Anata e (あなたへ), also known as Dearest, is a 2012 Japanese drama film directed by Yasuo Furuhata.

==Plot==
The story follows the journey of a man traveling some 1000 kilometers from Toyama City, Japan to his wife's hometown in Nagasaki Prefecture, in order to scatter her ashes into the sea. Along the way, he travels through several locations, including the ruins of Takeda Castle, Shimonoseki City, the Kanmon Bridge, Moji-ku, Kitakyūshū, and Sasebo, Nagasaki, recalling experiences with his wife along the way. He also befriends and is assisted by numerous strangers.

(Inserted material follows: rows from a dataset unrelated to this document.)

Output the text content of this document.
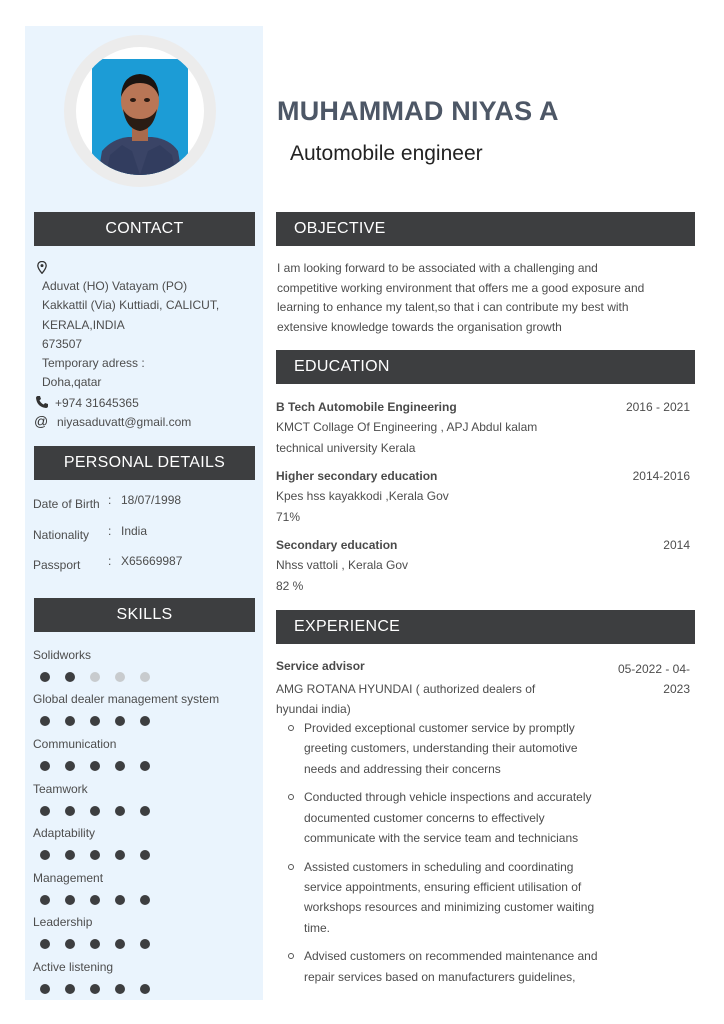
CONTACT
Aduvat (HO) Vatayam (PO)
Kakkattil (Via) Kuttiadi, CALICUT,
KERALA,INDIA
673507
Temporary adress :
Doha,qatar
+974 31645365
@ niyasaduvatt@gmail.com
PERSONAL DETAILS
Date of Birth : 18/07/1998
Nationality : India
Passport : X65669987
SKILLS
Solidworks
Global dealer management system
Communication
Teamwork
Adaptability
Management
Leadership
Active listening
MUHAMMAD NIYAS A
Automobile engineer
OBJECTIVE
I am looking forward to be associated with a challenging and
competitive working environment that offers me a good exposure and
learning to enhance my talent,so that i can contribute my best with
extensive knowledge towards the organisation growth
EDUCATION
B Tech Automobile Engineering	2016 - 2021
KMCT Collage Of Engineering , APJ Abdul kalam
technical university Kerala
Higher secondary education	2014-2016
Kpes hss kayakkodi ,Kerala Gov
71%
Secondary education	2014
Nhss vattoli , Kerala Gov
82 %
EXPERIENCE
Service advisor	05-2022 - 04-
2023
AMG ROTANA HYUNDAI ( authorized dealers of
hyundai india)
Provided exceptional customer service by promptly
greeting customers, understanding their automotive
needs and addressing their concerns
Conducted through vehicle inspections and accurately
documented customer concerns to effectively
communicate with the service team and technicians
Assisted customers in scheduling and coordinating
service appointments, ensuring efficient utilisation of
workshops resources and minimizing customer waiting
time.
Advised customers on recommended maintenance and
repair services based on manufacturers guidelines,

Eiji Kurashima, a correctional officer at a prison in Toyama, receives a picture postcard from his late wife, Yoko. The letter reveals her final wish—to have her ashes scattered in her hometown sea, a wish he never knew about before. Her will had been held at the Hirado post office for seven days before reaching him. Seeking to understand his late wife's true feelings, Eiji embarks on a solo journey in a modified van he built himself, traveling from Toyama through Hida-Takayama, Kyoto, Osaka, Takeda Castle, the Seto Inland Sea, Shimonoseki, and Kitakyushu, eventually reaching his wife’s hometown in Hirado, Nagasaki. Along the way, he encounters various people and experiences their lives, leading him to rediscover the depth of his wife's love.

==Cast==
- Ken Takakura as Eiji Kurashima
- Yūko Tanaka as Yoko, his wife
- Takeshi Kitano as Sugino Teruo, Japanese literature teacher
- Tadanobu Asano as Cop
- Tsuyoshi Kusanagi as Tamiya Yuji, food-stall cook
- Kōichi Satō as "Nambara", food-stall cook and former fisherman
- Haruka Ayase as Naoko Hamazaki, young waitress and Nambara's daughter
- Kimiko Yo as Tamiko Hamazaki, her mother, eatery owner, and Nambara's widow/wife
- Hideji Ōtaki as Ohura Goro, elderly boat owner, and estranged father of Nambara
- Takahiro Miura
- Kyōzō Nagatsuka
- Mieko Harada

==Production==
Around the time of filming, Takakura was 80 years of age. His role as Kurashima was his last before his death in 2014. Hideji Ōtaki, who played Nambara's estranged father, died a few months after the film's release.